Gatling contributed the flow control and injection vocabulary: the repeat / while / if-else loops and conditionals, the randomSwitch / uniformRandomSwitch / roundRobinSwitch branch selection (loadr's random step), the feeder strategies (sequential / random / shuffle), JSON feeders, and the request-rate throttle (reachRps). Gatling's rich, assertion-driven simulation reports also informed loadr's HTML report.
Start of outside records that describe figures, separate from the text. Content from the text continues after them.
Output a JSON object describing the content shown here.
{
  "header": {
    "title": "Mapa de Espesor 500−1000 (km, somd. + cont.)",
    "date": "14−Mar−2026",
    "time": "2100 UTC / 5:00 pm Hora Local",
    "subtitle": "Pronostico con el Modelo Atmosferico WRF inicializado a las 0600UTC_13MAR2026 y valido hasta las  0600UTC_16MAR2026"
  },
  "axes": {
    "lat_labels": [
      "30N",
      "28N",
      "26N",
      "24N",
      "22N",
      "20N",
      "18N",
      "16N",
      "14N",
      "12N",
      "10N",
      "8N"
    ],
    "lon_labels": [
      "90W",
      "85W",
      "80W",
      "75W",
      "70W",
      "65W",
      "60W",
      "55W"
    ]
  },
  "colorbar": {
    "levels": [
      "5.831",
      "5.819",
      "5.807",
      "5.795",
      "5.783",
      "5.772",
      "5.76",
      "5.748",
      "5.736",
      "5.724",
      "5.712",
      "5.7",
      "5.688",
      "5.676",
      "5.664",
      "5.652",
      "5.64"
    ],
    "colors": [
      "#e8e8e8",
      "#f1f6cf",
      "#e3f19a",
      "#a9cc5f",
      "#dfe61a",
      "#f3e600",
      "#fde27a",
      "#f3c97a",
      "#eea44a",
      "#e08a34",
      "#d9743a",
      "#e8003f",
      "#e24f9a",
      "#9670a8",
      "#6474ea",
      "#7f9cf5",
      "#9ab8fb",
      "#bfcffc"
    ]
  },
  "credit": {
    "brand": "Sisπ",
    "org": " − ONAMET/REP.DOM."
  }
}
Locust — the behaviour model

Locust's weighted-task model — users that pick @task(weight) actions at random rather than running a fixed script — is exactly what loadr's weighted random step expresses. Locust's clean real-time web UI was a direct inspiration for loadr's built-in management UI, and its straightforward distributed master/worker model informed loadr's controller/agent design.

What loadr adds

The combination is the point — k6's model and JMeter's arsenal and Gatling's DSL and Locust's behaviour model in one binary — plus a few things none of them ship together: a single static binary with no runtime (no JVM, no Python, no Go toolchain, no protoc, no OpenSSL); mathematically correct distributed percentiles via HDR-histogram merging (not averaging); a sandboxed WASM + native plugin system that needs no rebuild; six protocols with per-phase timings; and a declarative, schema-validated YAML format you can code-review.

Trademarks and project names belong to their respective owners. loadr is an independent project and is not affiliated with or endorsed by k6/Grafana Labs, the Apache Software Foundation, Gatling Corp, or the Locust project.